Wilson began a course of treatment that required two surgeries. First, she would get reconstructive surgery, and then a second surgery to introduce the breast implants. The process did not start well: During reconstructive surgery, which took place immediately after the Fitness International, Wilson had a serious allergic reaction to the muscle relaxer used in the surgery. A month later—and with appropriate precautions taken—the doctors tried again and deemed the surgery a success.
Her recovery from the first surgery went well. The doctors thought it would take her six months to come back, but her body did it in three. Even so, Wilson was out of work for four months.
She admitted that it became financially difficult. She was helped along by scholarships from her oncologist and a GoFundMe campaign started by fellow fitness pro Sally Williams, who had undergone a double mastectomy herself. Eventually, Wilson had to get food stamps, but only briefly.
After the second surgery this past September, everything seemed to be going smoothly, until she developed an infection.
“Three days after my surgery I woke up at 3:30 in the morning and I was throwing up.
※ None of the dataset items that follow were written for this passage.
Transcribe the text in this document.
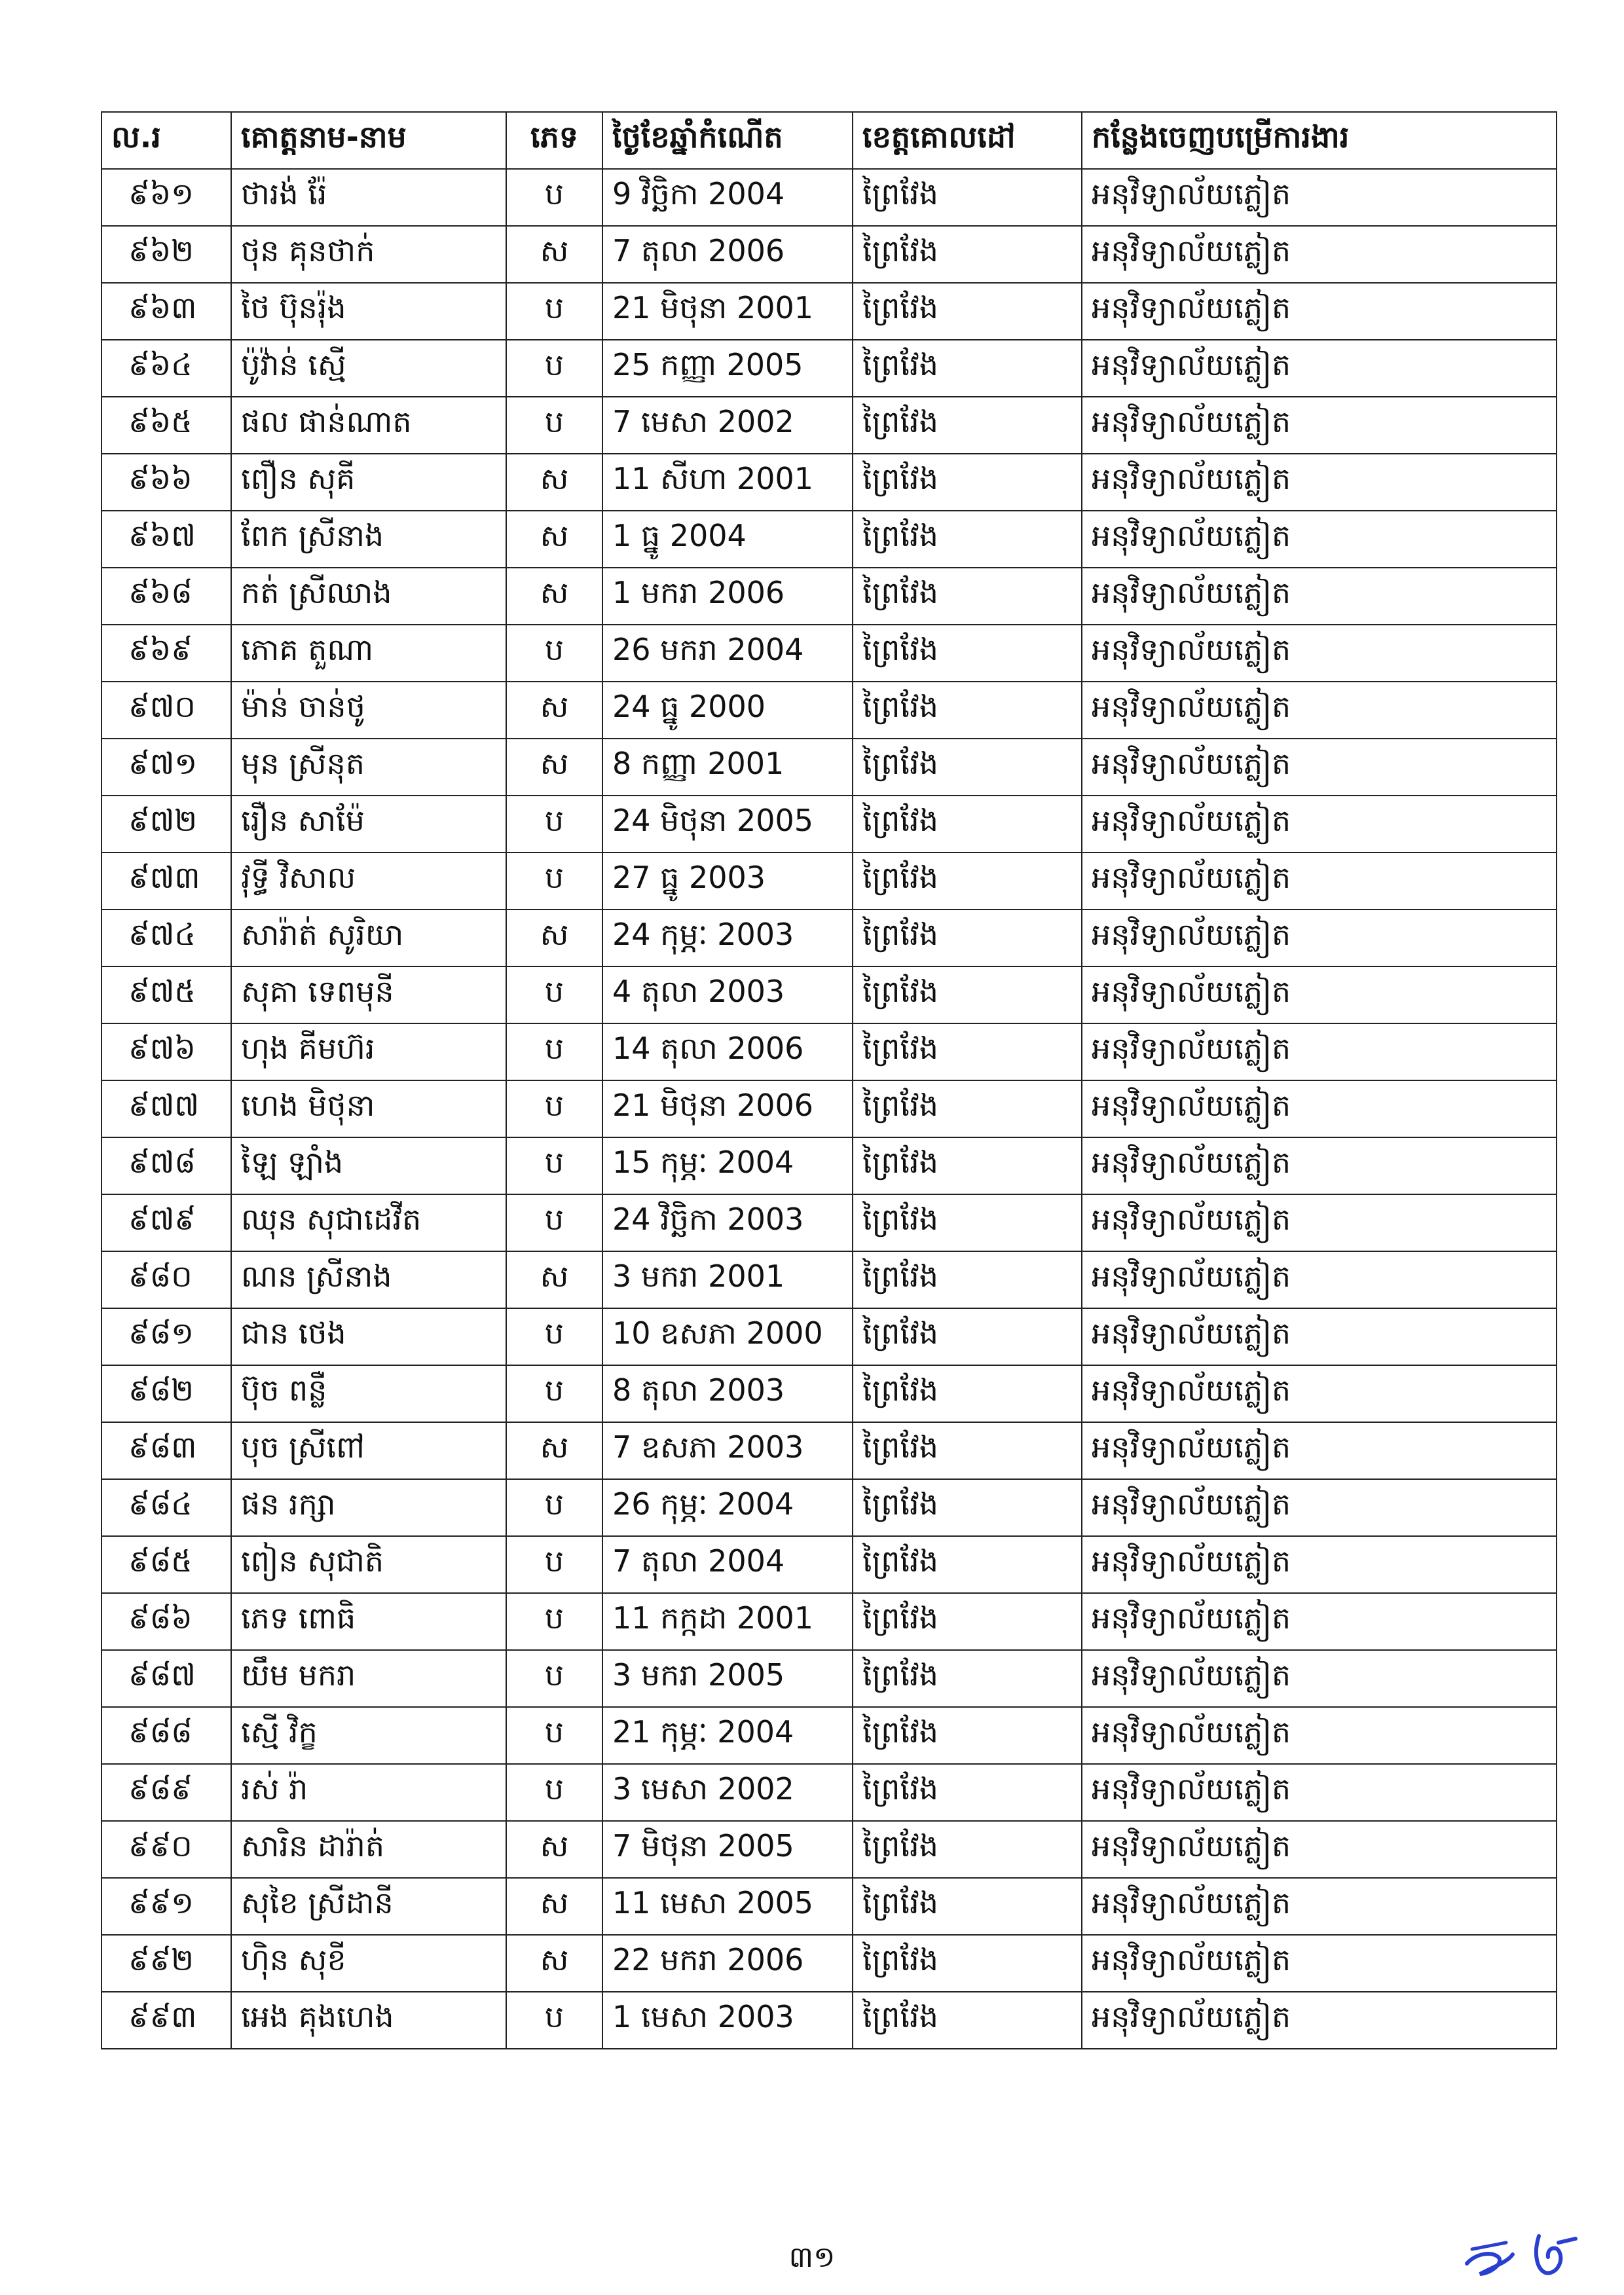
ល.រ	គោត្តនាម-នាម	ភេទ	ថ្ងៃខែឆ្នាំកំណើត	ខេត្តគោលដៅ	កន្លែងចេញបម្រើការងារ
៩៦១	ថារង់ រ៉ែ	ប	9 វិច្ឆិកា 2004	ព្រៃវែង	អនុវិទ្យាល័យភ្លៀត
៩៦២	ថុន គុនថាក់	ស	7 តុលា 2006	ព្រៃវែង	អនុវិទ្យាល័យភ្លៀត
៩៦៣	ថៃ ប៊ុនរ៉ុង	ប	21 មិថុនា 2001	ព្រៃវែង	អនុវិទ្យាល័យភ្លៀត
៩៦៤	ប៉ូវ៉ាន់ ស្មើ	ប	25 កញ្ញា 2005	ព្រៃវែង	អនុវិទ្យាល័យភ្លៀត
៩៦៥	ផល ផាន់ណាត	ប	7 មេសា 2002	ព្រៃវែង	អនុវិទ្យាល័យភ្លៀត
៩៦៦	ពឿន សុគី	ស	11 សីហា 2001	ព្រៃវែង	អនុវិទ្យាល័យភ្លៀត
៩៦៧	ពែក ស្រីនាង	ស	1 ធ្នូ 2004	ព្រៃវែង	អនុវិទ្យាល័យភ្លៀត
៩៦៨	កត់ ស្រីឈាង	ស	1 មករា 2006	ព្រៃវែង	អនុវិទ្យាល័យភ្លៀត
៩៦៩	ភោគ តួណា	ប	26 មករា 2004	ព្រៃវែង	អនុវិទ្យាល័យភ្លៀត
៩៧០	ម៉ាន់ ចាន់ថូ	ស	24 ធ្នូ 2000	ព្រៃវែង	អនុវិទ្យាល័យភ្លៀត
៩៧១	មុន ស្រីនុត	ស	8 កញ្ញា 2001	ព្រៃវែង	អនុវិទ្យាល័យភ្លៀត
៩៧២	រឿន សាម៉ែ	ប	24 មិថុនា 2005	ព្រៃវែង	អនុវិទ្យាល័យភ្លៀត
៩៧៣	វុទ្ធី វិសាល	ប	27 ធ្នូ 2003	ព្រៃវែង	អនុវិទ្យាល័យភ្លៀត
៩៧៤	សារ៉ាត់ សូរិយា	ស	24 កុម្ភៈ 2003	ព្រៃវែង	អនុវិទ្យាល័យភ្លៀត
៩៧៥	សុគា ទេពមុនី	ប	4 តុលា 2003	ព្រៃវែង	អនុវិទ្យាល័យភ្លៀត
៩៧៦	ហុង គីមហ៊រ	ប	14 តុលា 2006	ព្រៃវែង	អនុវិទ្យាល័យភ្លៀត
៩៧៧	ហេង មិថុនា	ប	21 មិថុនា 2006	ព្រៃវែង	អនុវិទ្យាល័យភ្លៀត
៩៧៨	ឡៃ ឡាំង	ប	15 កុម្ភៈ 2004	ព្រៃវែង	អនុវិទ្យាល័យភ្លៀត
៩៧៩	ឈុន សុជាដេវីត	ប	24 វិច្ឆិកា 2003	ព្រៃវែង	អនុវិទ្យាល័យភ្លៀត
៩៨០	ណន ស្រីនាង	ស	3 មករា 2001	ព្រៃវែង	អនុវិទ្យាល័យភ្លៀត
៩៨១	ជាន ថេង	ប	10 ឧសភា 2000	ព្រៃវែង	អនុវិទ្យាល័យភ្លៀត
៩៨២	ប៊ុច ពន្លឺ	ប	8 តុលា 2003	ព្រៃវែង	អនុវិទ្យាល័យភ្លៀត
៩៨៣	បុច ស្រីពៅ	ស	7 ឧសភា 2003	ព្រៃវែង	អនុវិទ្យាល័យភ្លៀត
៩៨៤	ផន រក្សា	ប	26 កុម្ភៈ 2004	ព្រៃវែង	អនុវិទ្យាល័យភ្លៀត
៩៨៥	ពៀន សុជាតិ	ប	7 តុលា 2004	ព្រៃវែង	អនុវិទ្យាល័យភ្លៀត
៩៨៦	ភេទ ពោធិ	ប	11 កក្កដា 2001	ព្រៃវែង	អនុវិទ្យាល័យភ្លៀត
៩៨៧	យឹម មករា	ប	3 មករា 2005	ព្រៃវែង	អនុវិទ្យាល័យភ្លៀត
៩៨៨	ស្មើ វិក្ខ	ប	21 កុម្ភៈ 2004	ព្រៃវែង	អនុវិទ្យាល័យភ្លៀត
៩៨៩	រស់ រ៉ា	ប	3 មេសា 2002	ព្រៃវែង	អនុវិទ្យាល័យភ្លៀត
៩៩០	សារិន ដារ៉ាត់	ស	7 មិថុនា 2005	ព្រៃវែង	អនុវិទ្យាល័យភ្លៀត
៩៩១	សុខៃ ស្រីដានី	ស	11 មេសា 2005	ព្រៃវែង	អនុវិទ្យាល័យភ្លៀត
៩៩២	ហ៊ិន សុខី	ស	22 មករា 2006	ព្រៃវែង	អនុវិទ្យាល័យភ្លៀត
៩៩៣	អេង គុងហេង	ប	1 មេសា 2003	ព្រៃវែង	អនុវិទ្យាល័យភ្លៀត
៣១
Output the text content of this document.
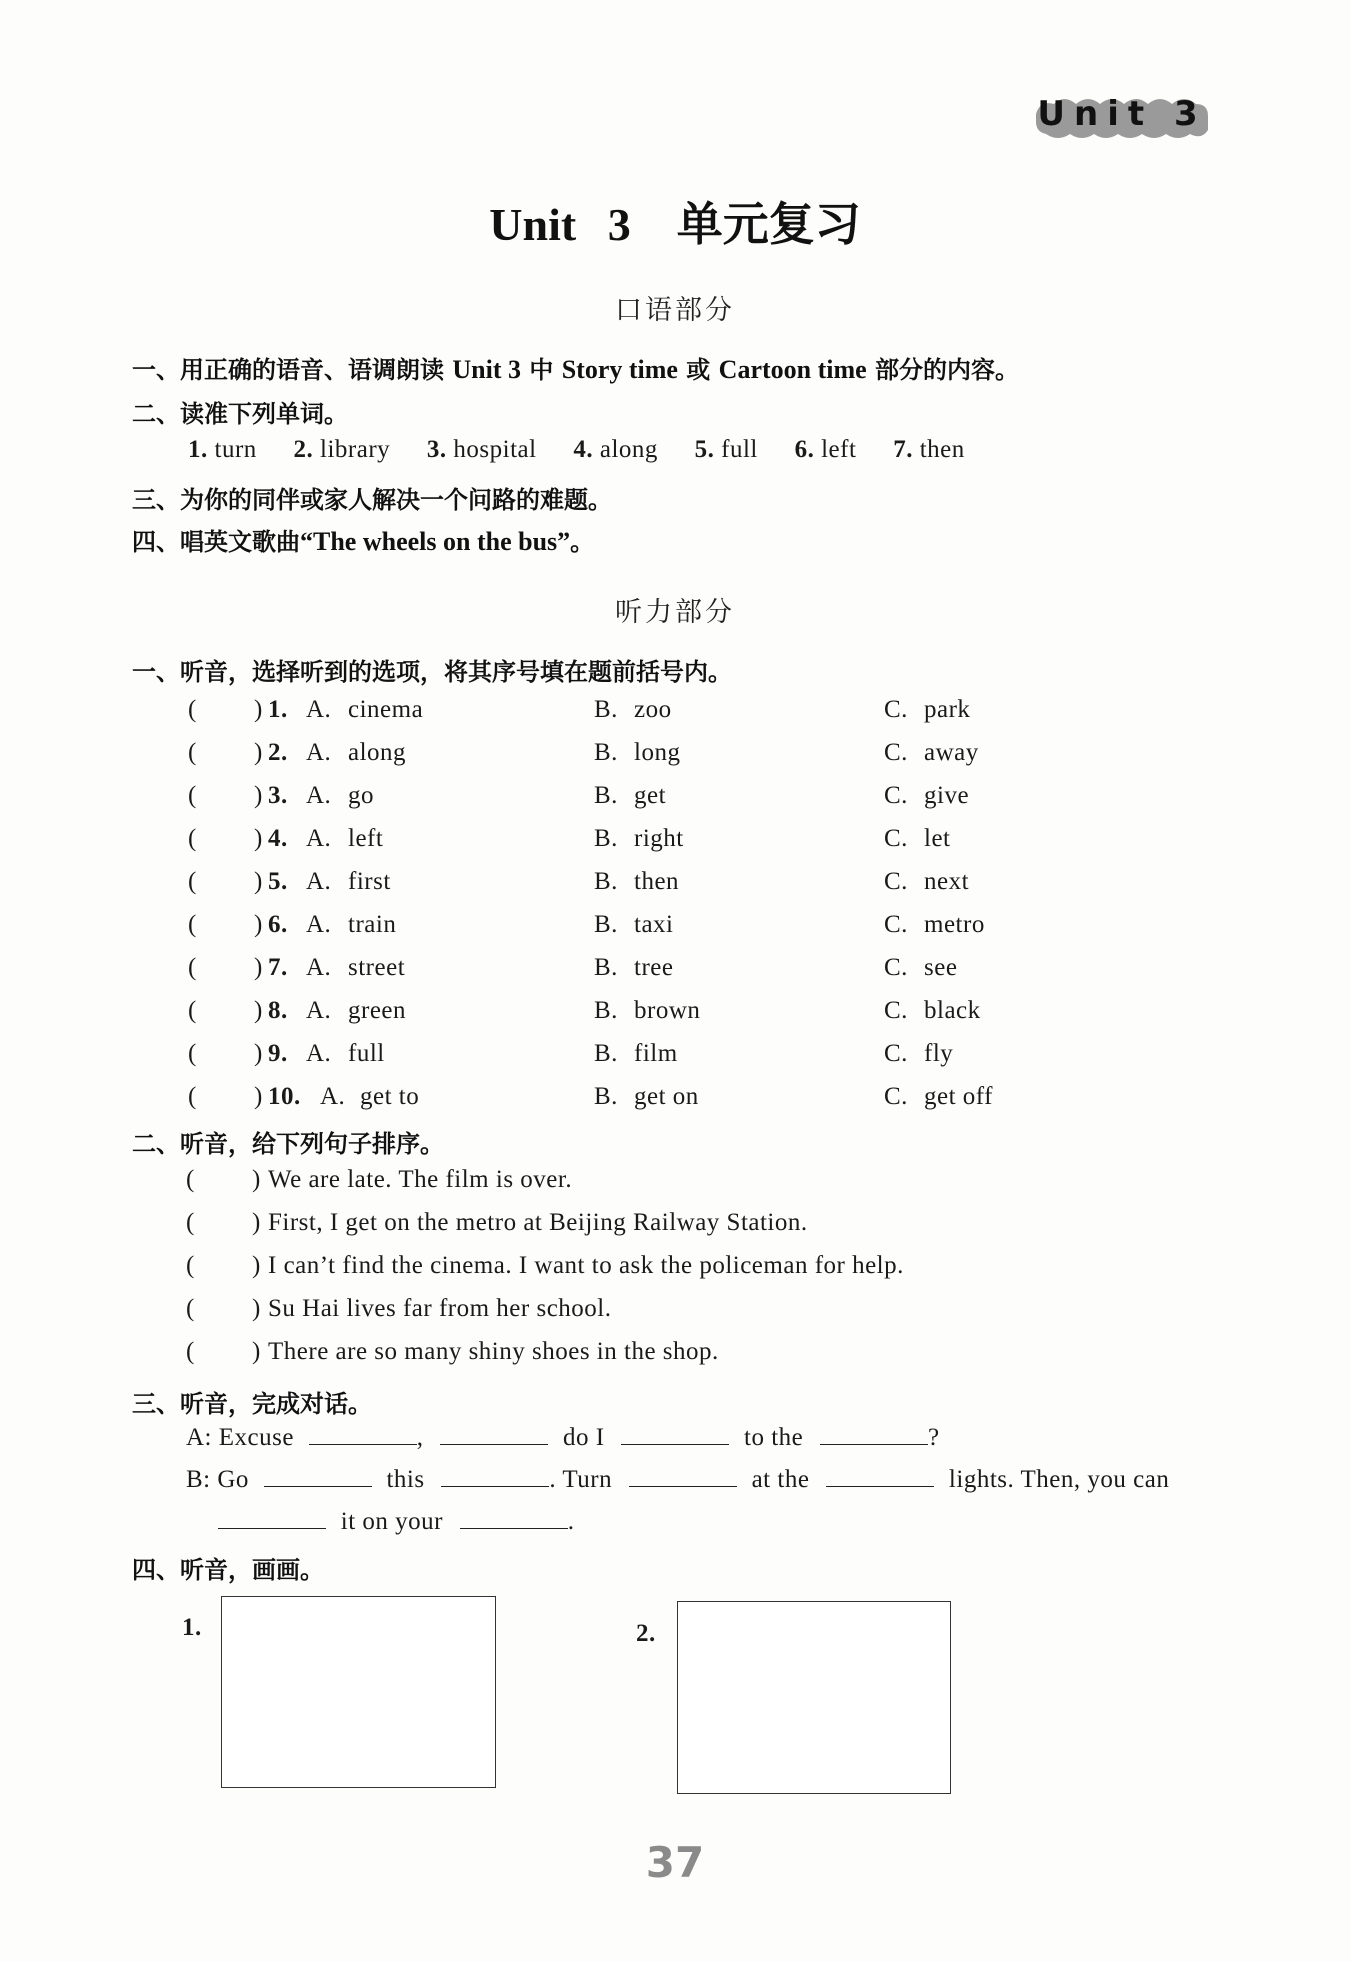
Unit 3
Unit 3　单元复习
口语部分
一、用正确的语音、语调朗读 Unit 3 中 Story time 或 Cartoon time 部分的内容。
二、读准下列单词。
1. turn 2. library 3. hospital 4. along 5. full 6. left 7. then
三、为你的同伴或家人解决一个问路的难题。
四、唱英文歌曲“The wheels on the bus”。
听力部分
一、听音，选择听到的选项，将其序号填在题前括号内。
( ) 1. A. cinema	B. zoo	C. park
( ) 2. A. along	B. long	C. away
( ) 3. A. go	B. get	C. give
( ) 4. A. left	B. right	C. let
( ) 5. A. first	B. then	C. next
( ) 6. A. train	B. taxi	C. metro
( ) 7. A. street	B. tree	C. see
( ) 8. A. green	B. brown	C. black
( ) 9. A. full	B. film	C. fly
( ) 10. A. get to	B. get on	C. get off
二、听音，给下列句子排序。
( ) We are late. The film is over.
( ) First, I get on the metro at Beijing Railway Station.
( ) I can’t find the cinema. I want to ask the policeman for help.
( ) Su Hai lives far from her school.
( ) There are so many shiny shoes in the shop.
三、听音，完成对话。
A: Excuse	,	do I	to the	?
B: Go	this	. Turn	at the	lights. Then, you can
it on your	.
四、听音，画画。
1.	2.
37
I had a fever, chills, a headache, body aches, and pains,” she said.
Multiple doctor visits and a strong course of antibiotics later, Wilson was ready to begin her journey back to the fitness stage.
Returning to the Gym
In October, Wilson received the OK to start training again.
“I can do legs and abs, but I can’t lift more than 20 pounds over my head yet—and I can’t do any chest exercises,” she says. This will be her gym program for the rest of the year, at which point she plans to begin her contest training.
Wilson understands that preparing physically for a demanding fitness routine will take time, especially given her history of spine issues, which have been aggravated by her recent illness.
“First and foremost, I need to get my back strong,” she said. “My spine doctor prescribed a mix of physical therapy, active-release therapy, massage, and acupuncture. He’s all about getting me ready—safely—for the March 2019 competition date.”
A Fortunate, but Not Flawless, Journey
In hindsight, Wilson admits, she might have done things differently.
“If I could do it all again, I would have listened to my oncologist and gone to that second appointment,” she acknowledged, “and I would have researched ways to be treated when I didn’t have medical insurance. I would’ve told my friends and family, too, so they could’ve helped me—instead of keeping it a secret to spare them from hearing the c-word.”
It has been an exceptionally rough ride for Wilson, but if all goes well, she said, she’ll be up on the stage at the Fitness International in March 2019—and she’ll do it with a new version of her Phoenix Rising routine.
“When I start competing next year, I’m going to bring that routine back again, because this phoenix is definitely rising again,” she said.